Let me put it this way, why do you not just keep apps that run out of memory, stopped, why do you restart them? Uptime is the answer and it’s what the users care about. This isn’t a developer platform where we stare and love logs and make a million forum posts (like me). Users want a real solution to a real-world problem.

This is already built into Docker now - so we’ll eventually get it anyway when you guys update Docker. That’s probs a year away though, so why not band aid it till we all have official Docker support for repair on health check fail.

Also, don’t think I don’t understand why you don’t want to band aid an issue. But instead of band aid-ing your suggestion is to tell users to do work that could be automated and save them time. And like @ruihildt proved. Users don’t actually report this stuff unless it actually is consistent. They never would have told their story without my post.

What I’m proposing is automatic and only serves to increase uptime. Your solution increases downtime and user annoyance if it was a one off platform thing which appears that it is. It only happened to me once after an auto-update but I only had one app. Having 20 do all the same thing and me not being there to repair them and their in a production environment. Yikes.

I’m not asking for an endless loop. Just a preemptive action to see if we can keep an app up without human intervention when it would otherwise stay up with my proposal.

I don’t believe Docker should remove this behavior, nor should supervisor. I think there’s a solution out there for all of us and I want to discuss in good faith ways to solve your problems with the proposal as well as putting users over developers in terms of UX.

ruihildt

@nebulon Would it be complicated to automate that 3 steps reporting? (For example, clicking repair would trigger this by default)

Like I said, if I have clients complaining and if I'm not in front of my computer with free time on hand, I'm going to hit that repair button to get back online ASAP.

This was my situation yesterday, I'm sick and stuck in bed with just my smartphone, it would have helped if it was automated, for you and for me.

Lonkle

@ruihildt said in Automatically repair app when the HealthCheck goes down (Not Responding):

@nebulon Would it be complicated to automate that 3 steps reporting? (For example, clicking repair would trigger this by default)

Like I said, if I have clients complaining and if I'm not in front of my computer with free time on hand, I'm going to hit that repair button to get back online ASAP.

This was my situation yesterday, I'm sick and stuck in bed with just my smartphone, it would have helped if it was automated, for you and for me.

Exactly, what @nebulon and @girish want could be automated and in doing so - it increases what they want (more data to fix underlying problems) while at the same time keeping the users apps uptime as high as possible.
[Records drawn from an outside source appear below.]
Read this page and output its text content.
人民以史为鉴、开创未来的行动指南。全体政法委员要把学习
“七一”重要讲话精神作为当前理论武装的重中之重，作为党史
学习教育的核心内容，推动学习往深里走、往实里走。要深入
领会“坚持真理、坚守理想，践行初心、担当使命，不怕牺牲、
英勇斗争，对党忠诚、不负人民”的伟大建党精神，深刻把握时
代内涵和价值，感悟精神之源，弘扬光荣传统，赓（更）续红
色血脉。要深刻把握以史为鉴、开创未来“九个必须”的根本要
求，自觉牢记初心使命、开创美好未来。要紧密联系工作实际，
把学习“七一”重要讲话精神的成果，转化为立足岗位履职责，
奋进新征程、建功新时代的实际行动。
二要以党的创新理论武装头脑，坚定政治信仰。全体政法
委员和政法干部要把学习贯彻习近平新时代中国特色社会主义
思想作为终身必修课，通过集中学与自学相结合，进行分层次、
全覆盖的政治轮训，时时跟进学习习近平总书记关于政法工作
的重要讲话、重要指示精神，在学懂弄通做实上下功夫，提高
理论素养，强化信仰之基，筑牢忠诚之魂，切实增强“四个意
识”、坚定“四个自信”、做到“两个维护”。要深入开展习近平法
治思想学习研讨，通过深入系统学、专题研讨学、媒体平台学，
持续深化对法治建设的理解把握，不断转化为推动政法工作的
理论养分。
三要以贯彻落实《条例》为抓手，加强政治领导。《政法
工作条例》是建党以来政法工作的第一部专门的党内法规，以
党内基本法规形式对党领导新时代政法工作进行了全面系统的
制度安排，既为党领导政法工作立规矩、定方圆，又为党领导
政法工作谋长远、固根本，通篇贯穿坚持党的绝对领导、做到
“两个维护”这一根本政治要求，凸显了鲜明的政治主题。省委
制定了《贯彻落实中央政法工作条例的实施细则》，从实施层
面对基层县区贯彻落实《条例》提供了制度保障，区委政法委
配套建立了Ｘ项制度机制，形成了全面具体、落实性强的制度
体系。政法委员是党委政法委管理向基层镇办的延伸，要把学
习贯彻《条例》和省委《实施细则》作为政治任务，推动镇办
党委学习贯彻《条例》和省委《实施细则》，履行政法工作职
I want everyone to win in this scenario so I want to hear everyone’s pros and cons.

nebulon

Well those steps are just generic debugging and investigation steps for sysadmins. They may or may not apply and are certainly not exhaustive, just what came to mind while writing this. Plus we don't generally just send information wholesome from your server to us also for privacy reasons. You can still manually issue a support ticket for that app from the support view, which will include the app logs.

The out-of-memory restart is something different though. The underlying issue is known here and restarting due to out-of-memory is the correct thing to do. There is also no solution code-wise, since we can't just up the memory limit automatically, risking over-provisioning the server. Nor can we add memory to the server automatically.

Again if you have concrete situations where a repair may solve the issue, we have to investigate. Keep in mind that in our experience this is not at all common across our users. Can you imagine Cloudron just issuing a server restart automatically since we found that this often fixed issues in the past?